- Several quarterbacks had accuracy issues in Week 1
- Inaccurate quarterbacks were mostly on the losing end
- Small misses can have big consequences
Jared Goff, Ben Roethlisberger, Ryan Fitzpatrick, Baker Mayfield, Cam Newton, Sam Darnold, Jimmy Garoppolo, and Jamies Winston. These were all troubling quarterback performances in Week 1 and all had something in common — accuracy issues.
I am always looking at numbers to find a way to make my own high school team better. I was looking at quarterbacks during the first week of the season and I noticed there was a stat that showed whether a quarterback was better or worse than his expected completion percentage. Expected completion percentage takes much into consideration. including the distance the ball travels in the air (that means it’s harder to be accurate on longer throws, more time for a defender to break on the ball), how open the receiver was from the nearest defender, etc.
What these guys had in common is that they had the lowest scores compared to what the expectation should be. They were all 4.8% or worse under expectation. The list above is also in order of how far under expectation these quarterbacks were in Week 1. Goff was 10.6% worse than expected while Winston was 4.8% worse than expected.

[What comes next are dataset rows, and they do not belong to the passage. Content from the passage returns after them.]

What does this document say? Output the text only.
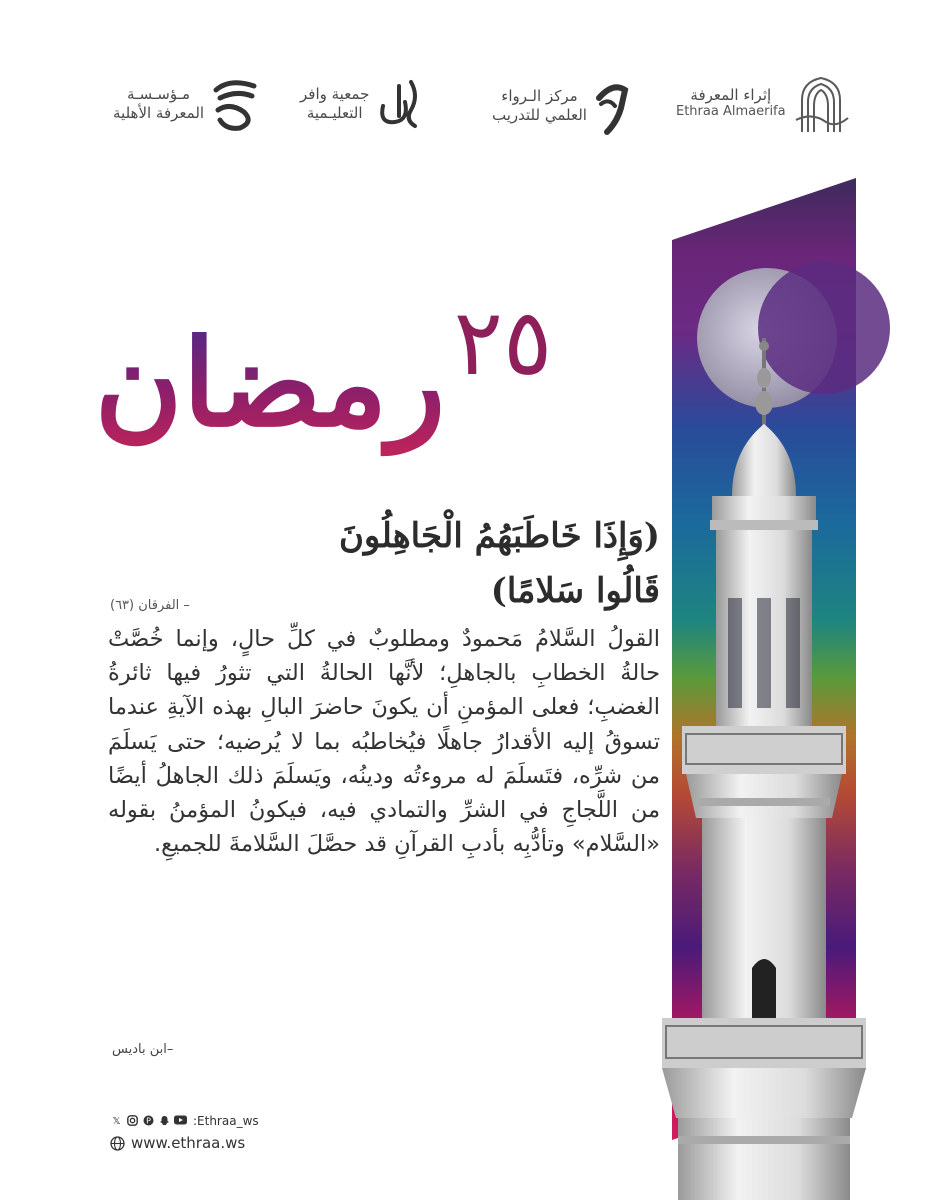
إثراء المعرفة
Ethraa Almaerifa
مركز الـرواء
العلمي للتدريب
جمعية وافر
التعليـمية
مـؤسـسـة
المعرفة الأهلية
٢٥
رمضان
(وَإِذَا خَاطَبَهُمُ الْجَاهِلُونَ
قَالُوا سَلامًا)
– الفرقان (٦٣)
القولُ السَّلامُ مَحمودٌ ومطلوبٌ في كلِّ حالٍ، وإنما خُصَّتْ حالةُ الخطابِ بالجاهلِ؛ لأنَّها الحالةُ التي تثورُ فيها ثائرةُ الغضبِ؛ فعلى المؤمنِ أن يكونَ حاضرَ البالِ بهذه الآيةِ عندما تسوقُ إليه الأقدارُ جاهلًا فيُخاطبُه بما لا يُرضيه؛ حتى يَسلَمَ من شرِّه، فتَسلَمَ له مروءتُه ودينُه، ويَسلَمَ ذلك الجاهلُ أيضًا من اللَّجاجِ في الشرِّ والتمادي فيه، فيكونُ المؤمنُ بقوله «السَّلام» وتأدُّبِه بأدبِ القرآنِ قد حصَّلَ السَّلامةَ للجميعِ.
–ابن باديس
𝕏	P	:Ethraa_ws
www.ethraa.ws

What is telling is six of these eight quarterbacks lost in Week 1 and the only two who won were Goff and Garoppolo, who played against Newton and Winston, respectively.
Let’s look at a few examples of how something seemingly small can have a dramatic impact on the game. Most who follow or listen to my podcast know that I have concerns about Sam Darnold of the New York Jets as a quarterback. First let’s look at a small underthrow but huge impact on the game. Fairly early in the second quarter, Darnold leaves it just behind his wide open receiver but gives the defender a chance to come back and deflect the ball.

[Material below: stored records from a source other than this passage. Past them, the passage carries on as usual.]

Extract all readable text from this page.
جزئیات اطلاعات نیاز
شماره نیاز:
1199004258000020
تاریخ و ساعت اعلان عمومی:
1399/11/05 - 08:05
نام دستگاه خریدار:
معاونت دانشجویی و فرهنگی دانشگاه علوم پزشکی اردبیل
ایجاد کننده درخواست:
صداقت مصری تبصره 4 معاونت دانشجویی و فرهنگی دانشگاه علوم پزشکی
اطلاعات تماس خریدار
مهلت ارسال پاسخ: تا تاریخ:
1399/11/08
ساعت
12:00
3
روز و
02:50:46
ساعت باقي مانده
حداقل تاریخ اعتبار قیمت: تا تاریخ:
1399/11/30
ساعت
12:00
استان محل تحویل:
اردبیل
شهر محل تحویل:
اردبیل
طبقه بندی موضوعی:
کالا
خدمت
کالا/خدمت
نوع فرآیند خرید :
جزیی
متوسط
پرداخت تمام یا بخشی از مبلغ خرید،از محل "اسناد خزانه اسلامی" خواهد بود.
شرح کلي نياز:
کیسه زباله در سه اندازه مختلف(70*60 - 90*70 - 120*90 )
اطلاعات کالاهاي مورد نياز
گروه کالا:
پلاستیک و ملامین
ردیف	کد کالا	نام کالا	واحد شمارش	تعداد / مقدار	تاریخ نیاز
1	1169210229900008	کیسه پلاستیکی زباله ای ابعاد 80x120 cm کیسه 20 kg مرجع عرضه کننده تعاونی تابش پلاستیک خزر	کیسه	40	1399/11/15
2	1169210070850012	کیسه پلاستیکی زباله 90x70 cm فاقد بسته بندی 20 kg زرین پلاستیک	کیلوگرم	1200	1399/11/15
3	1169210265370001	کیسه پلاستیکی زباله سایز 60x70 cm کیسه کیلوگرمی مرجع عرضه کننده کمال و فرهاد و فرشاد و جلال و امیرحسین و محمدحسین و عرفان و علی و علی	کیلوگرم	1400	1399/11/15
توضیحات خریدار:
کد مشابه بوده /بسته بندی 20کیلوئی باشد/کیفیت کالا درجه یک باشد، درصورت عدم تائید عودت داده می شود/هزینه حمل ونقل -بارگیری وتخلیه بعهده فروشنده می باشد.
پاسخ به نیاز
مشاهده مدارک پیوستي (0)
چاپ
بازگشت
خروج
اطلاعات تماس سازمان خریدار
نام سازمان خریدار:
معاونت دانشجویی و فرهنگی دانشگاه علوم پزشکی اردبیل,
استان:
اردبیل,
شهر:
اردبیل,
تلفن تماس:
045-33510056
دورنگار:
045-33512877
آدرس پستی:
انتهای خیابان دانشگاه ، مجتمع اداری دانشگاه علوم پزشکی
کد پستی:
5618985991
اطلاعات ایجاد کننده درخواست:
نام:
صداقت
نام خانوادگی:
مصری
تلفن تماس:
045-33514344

It’s a play that should have been a touchdown for the Jets. Instead, they do not even get a field goal out of the drive. The slight hangup in the pass looks like a relatively small miss, but has a huge impact on the result of the play.
Later in the second quarter when the Jets were driving for a field goal right before the half, Darnold threw slightly behind Jamison Crowder on what I call a shake route. It doesn’t appear as much because the pass is complete. It is huge, though, because the slight throw behind on this route designed for run after the catch makes it a 2-yard gain instead of more. That is an unsuccessful play. A throw in front of the receiver could have set up a bigger play and potentially a shot at a touchdown before the half.
Then in the third quarter when the Jets were up 6-0 and the Bills had done nothing on offense with a hance to pull away, Darnold had another miss. On 1st and 10, he underthrew Robby Anderson on what would have been a 13 yard gain inside the Bills 40. The next play he missed Anderson again on what would have been a 30-yard gain or maybe a touchdown. Anderson is open by several yards with no one else around on about a 15-yard throw.
And just so I am not picking on Darnold, the worst performer of the day was Jared Goff. He and the Rams won by three points, but only because Cam Newton also struggled on the other side. On this play in the second quarter, it was 3rd and 8 and Goff had Robert Woods wide open for an easy first down to continue the drive. Every NFL QB has to hit this throw.
My point is, these NFL quarterbacks get paid big bucks and that’s well deserved. I think it is personally the most difficult job to do well in the whole world. But, they have to be able to make these throws when they get a chance. Everyone knows a turnover affects the game tremendously. But I don’t think everyone understands how much a simple throw behind a receiver to stop run after catch can have just as big of an impact. It’s easy to forget about an underthrown pass that should have been a touchdown but ends up a punt when it is just seen as an incompletion on the play-by-play.
These quarterbacks are going to have to improve going forward or these little misses will continue to have big consequences.